Known for her White House presence, Robinson relocated from Chicago to assist with her granddaughters during the Obama administration.
Former First Lady Michelle Obama’s mother, Marian Robinson, has passed away at the age of 86, as confirmed by a family statement shared with NBC News. “She passed peacefully this morning, and right now, none of us are quite sure how exactly we’ll move on without her,” the statement said.
The statement was jointly issued by Michelle and Barack Obama; Craig Robinson and his wife, Kelly; and Marian Robinson’s grandchildren, Avery, Leslie, Malia, Sasha, Austin, and Aaron. Robinson became widely recognized as the nation’s first grandmother after her son-in-law, Barack Obama, was elected president in 2008. She was a familiar presence in the White House during his eight-year tenure, though she maintained a low profile. Robinson attended holiday events, occasional overseas trips, and concerts in the East Room, but she was most often seen with her granddaughters, Sasha and Malia.
Having spent her entire life in Chicago, Robinson decided to move to Washington, D.C., in 2009 to live in the White House and assist with caring for her granddaughters, who were seven and ten at the time. “I felt like this was going to be a very hard life for both of them,” she later explained in a CBS interview, referring to her daughter and son-in-law. “And I was worried about their safety, and I was worried about my grandkids. That’s what got me to move to D.C.”
In their statement on Friday, Robinson’s family mentioned that she agreed to leave Chicago with “a healthy nudge.” “We needed her. The girls needed her. And she ended up being our rock through it all,” they said.
“She relished her role as a grandmother. … And although she enforced whatever household rules we’d set for bedtime, watching TV, or eating candy, she made clear that she sided with her ‘grandbabies’ in thinking that their parents were too darn strict,” they added.
Robinson was born in Chicago in 1937 and grew up on the city’s South Side, where she raised her daughter and son, Craig Robinson. She was married to Fraser Robinson, who passed away in 1991 from multiple sclerosis.

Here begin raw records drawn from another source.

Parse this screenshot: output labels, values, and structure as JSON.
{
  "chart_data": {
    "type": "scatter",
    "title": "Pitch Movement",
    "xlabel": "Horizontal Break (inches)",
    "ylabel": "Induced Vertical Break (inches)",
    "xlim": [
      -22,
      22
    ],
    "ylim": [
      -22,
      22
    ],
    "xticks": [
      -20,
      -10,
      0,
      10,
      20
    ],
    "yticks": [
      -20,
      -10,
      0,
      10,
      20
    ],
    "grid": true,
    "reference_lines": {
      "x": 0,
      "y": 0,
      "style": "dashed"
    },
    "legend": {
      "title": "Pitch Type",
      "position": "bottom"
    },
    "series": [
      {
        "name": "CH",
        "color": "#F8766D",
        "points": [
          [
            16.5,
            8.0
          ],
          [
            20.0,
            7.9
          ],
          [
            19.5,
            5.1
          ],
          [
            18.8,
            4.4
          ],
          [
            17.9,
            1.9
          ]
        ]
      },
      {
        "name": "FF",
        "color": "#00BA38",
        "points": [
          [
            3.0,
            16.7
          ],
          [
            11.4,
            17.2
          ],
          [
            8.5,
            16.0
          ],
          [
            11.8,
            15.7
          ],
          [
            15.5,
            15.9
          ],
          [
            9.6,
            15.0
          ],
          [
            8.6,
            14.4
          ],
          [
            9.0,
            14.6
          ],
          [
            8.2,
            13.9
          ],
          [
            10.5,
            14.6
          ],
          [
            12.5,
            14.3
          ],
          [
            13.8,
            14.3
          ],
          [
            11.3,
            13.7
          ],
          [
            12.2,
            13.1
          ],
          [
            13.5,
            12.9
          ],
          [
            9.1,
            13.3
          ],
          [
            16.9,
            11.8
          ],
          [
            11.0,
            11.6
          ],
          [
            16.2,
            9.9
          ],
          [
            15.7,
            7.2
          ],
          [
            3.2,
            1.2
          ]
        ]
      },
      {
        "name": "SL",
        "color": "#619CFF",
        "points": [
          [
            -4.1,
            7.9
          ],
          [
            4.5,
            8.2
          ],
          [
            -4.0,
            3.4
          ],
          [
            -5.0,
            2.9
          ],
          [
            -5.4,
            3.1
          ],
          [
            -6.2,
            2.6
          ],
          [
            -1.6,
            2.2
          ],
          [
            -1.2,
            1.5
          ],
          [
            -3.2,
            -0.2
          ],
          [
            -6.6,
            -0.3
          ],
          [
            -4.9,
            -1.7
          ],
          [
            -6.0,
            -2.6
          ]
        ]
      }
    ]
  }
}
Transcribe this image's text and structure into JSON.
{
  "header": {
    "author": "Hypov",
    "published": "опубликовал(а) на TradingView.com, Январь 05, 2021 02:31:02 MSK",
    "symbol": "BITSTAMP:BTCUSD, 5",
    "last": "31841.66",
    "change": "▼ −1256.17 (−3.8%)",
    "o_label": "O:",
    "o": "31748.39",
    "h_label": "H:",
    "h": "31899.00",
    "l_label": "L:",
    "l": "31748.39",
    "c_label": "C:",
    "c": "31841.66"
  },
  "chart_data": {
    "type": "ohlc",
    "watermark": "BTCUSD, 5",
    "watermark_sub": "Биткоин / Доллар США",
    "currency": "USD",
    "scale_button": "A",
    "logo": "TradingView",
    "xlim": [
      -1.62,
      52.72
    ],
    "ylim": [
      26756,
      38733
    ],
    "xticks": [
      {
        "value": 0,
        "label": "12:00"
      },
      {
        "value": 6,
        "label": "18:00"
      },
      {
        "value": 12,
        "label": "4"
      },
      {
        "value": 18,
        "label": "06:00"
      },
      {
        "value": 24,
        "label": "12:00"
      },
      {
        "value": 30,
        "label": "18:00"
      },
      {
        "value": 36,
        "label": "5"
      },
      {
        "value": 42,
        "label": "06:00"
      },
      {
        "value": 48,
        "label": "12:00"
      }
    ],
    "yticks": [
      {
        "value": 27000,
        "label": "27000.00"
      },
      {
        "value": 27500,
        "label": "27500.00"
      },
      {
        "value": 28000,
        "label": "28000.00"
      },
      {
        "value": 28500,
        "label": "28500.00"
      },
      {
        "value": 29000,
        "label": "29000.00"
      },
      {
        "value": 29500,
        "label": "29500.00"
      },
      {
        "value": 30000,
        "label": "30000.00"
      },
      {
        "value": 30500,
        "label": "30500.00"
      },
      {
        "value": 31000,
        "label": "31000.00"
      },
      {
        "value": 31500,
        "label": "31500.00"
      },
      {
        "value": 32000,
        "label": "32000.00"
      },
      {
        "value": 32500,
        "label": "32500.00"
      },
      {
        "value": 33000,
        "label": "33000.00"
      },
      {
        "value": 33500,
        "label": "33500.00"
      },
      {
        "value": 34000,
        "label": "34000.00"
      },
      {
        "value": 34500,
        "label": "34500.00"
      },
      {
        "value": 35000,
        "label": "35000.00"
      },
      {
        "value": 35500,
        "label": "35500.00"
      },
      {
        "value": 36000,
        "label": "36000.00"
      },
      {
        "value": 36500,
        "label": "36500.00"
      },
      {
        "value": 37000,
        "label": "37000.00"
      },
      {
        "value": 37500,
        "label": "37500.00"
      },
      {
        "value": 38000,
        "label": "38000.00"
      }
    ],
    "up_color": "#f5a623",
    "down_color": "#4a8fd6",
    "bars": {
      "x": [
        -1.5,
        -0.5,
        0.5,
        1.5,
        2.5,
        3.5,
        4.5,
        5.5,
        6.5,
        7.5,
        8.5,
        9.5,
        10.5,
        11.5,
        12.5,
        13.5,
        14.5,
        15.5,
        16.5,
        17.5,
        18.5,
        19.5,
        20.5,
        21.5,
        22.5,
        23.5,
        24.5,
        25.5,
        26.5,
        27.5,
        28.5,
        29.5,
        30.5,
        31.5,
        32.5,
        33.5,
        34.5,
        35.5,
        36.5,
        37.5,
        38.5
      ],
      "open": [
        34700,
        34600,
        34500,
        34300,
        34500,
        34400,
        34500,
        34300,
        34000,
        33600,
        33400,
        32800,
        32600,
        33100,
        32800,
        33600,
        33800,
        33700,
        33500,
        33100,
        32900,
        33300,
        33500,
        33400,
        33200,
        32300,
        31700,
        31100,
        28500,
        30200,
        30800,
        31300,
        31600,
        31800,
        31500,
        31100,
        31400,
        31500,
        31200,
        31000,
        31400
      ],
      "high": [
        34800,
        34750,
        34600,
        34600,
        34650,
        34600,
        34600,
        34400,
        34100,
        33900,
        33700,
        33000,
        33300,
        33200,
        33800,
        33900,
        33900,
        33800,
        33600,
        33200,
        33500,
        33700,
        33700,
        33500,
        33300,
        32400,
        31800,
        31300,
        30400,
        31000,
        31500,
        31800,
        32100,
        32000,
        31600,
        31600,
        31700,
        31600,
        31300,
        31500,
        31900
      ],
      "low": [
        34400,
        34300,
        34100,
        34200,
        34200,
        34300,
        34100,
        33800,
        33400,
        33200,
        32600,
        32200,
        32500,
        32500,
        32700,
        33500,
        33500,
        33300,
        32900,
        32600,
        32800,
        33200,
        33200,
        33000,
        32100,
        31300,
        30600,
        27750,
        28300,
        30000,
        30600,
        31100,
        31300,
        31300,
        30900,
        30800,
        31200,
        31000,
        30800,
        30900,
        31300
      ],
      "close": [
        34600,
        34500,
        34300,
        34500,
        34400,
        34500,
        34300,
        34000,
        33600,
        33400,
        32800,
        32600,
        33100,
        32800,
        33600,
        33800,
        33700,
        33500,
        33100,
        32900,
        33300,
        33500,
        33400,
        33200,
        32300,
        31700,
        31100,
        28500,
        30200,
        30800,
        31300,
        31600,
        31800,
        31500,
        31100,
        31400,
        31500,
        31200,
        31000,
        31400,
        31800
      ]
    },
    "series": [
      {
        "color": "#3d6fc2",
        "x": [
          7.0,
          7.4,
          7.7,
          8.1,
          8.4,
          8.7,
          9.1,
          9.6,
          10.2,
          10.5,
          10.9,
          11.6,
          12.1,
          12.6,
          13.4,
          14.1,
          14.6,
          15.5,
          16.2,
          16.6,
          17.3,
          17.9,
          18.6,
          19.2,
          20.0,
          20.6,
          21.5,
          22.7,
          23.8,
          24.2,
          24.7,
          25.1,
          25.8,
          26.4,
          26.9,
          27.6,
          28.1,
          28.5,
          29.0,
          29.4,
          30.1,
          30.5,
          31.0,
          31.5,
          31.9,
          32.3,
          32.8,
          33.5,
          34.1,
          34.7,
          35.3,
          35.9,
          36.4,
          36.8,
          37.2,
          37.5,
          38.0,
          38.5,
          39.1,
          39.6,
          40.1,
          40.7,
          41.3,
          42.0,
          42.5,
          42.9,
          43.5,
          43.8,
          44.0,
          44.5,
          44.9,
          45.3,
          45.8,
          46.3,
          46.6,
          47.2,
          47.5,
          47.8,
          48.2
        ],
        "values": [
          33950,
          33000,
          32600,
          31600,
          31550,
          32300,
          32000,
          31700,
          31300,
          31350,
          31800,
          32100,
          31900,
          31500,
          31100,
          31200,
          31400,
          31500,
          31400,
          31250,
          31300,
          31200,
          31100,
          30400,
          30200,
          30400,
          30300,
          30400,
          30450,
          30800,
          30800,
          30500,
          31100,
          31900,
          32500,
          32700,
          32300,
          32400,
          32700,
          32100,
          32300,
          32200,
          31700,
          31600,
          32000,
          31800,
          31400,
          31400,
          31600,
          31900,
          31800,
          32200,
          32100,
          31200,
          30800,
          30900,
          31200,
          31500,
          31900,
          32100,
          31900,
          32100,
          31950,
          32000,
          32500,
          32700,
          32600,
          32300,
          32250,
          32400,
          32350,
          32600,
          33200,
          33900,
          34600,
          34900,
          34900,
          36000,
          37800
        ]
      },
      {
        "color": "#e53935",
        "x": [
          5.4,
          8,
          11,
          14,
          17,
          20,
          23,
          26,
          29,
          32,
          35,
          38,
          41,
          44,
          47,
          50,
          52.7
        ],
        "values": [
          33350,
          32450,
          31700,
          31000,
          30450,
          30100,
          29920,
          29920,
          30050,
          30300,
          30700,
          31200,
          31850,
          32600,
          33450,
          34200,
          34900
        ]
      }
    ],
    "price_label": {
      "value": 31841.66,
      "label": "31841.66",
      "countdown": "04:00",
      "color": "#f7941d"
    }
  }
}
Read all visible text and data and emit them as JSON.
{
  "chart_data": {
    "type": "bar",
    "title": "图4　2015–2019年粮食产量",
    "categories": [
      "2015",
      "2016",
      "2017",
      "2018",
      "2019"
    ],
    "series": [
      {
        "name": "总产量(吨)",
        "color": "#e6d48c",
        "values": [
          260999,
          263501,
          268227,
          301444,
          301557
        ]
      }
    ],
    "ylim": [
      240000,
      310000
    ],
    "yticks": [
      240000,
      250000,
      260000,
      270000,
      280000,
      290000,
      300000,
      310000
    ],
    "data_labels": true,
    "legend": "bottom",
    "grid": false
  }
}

The former president once described his mother-in-law as “the least pretentious person I know.” Robinson herself mentioned in the CBS interview that it was a “huge adjustment” being waited on by White House residence staff, whom she convinced to let her do her own laundry.
“Rather than hobnobbing with Oscar winners or Nobel laureates, she preferred spending her time upstairs with a TV tray, in the room outside her bedroom with big windows that looked out at the Washington Monument,” the family said in their statement on Friday. “The only guest she made a point of asking to meet was the Pope.”
The former president credited Robinson with keeping his daughters grounded while they grew up in the White House. “She’s down to Earth and she doesn’t understand all the fuss,” he said in an interview on “The Late Show with Stephen Colbert.”
Michelle Obama had a profound bond with her mother. Robinson narrated the biographical video introducing her daughter at the 2008 Democratic National Convention. After leaving the White House, Robinson remarked, “My saying is when I grow up, I would like to be like Michelle Obama.”
Just a few weeks ago, Michelle Obama honored her mother on Mother’s Day by announcing that an exhibit at the Obama Presidential Center Museum in Chicago would be named after her.
“In so many ways, she fostered in me a deep sense of confidence in who I was and who I could be by teaching me how to think for myself, how to use my own voice, and how to understand my own worth,” the former first lady said in a video announcement. “I simply wouldn’t be who I am today without my mom.”
The family statement released Friday said, “There was and will be only one Marian Robinson,” adding, “In our sadness, we are lifted up by the extraordinary gift of her life. And we will spend the rest of ours trying to live up to her example.”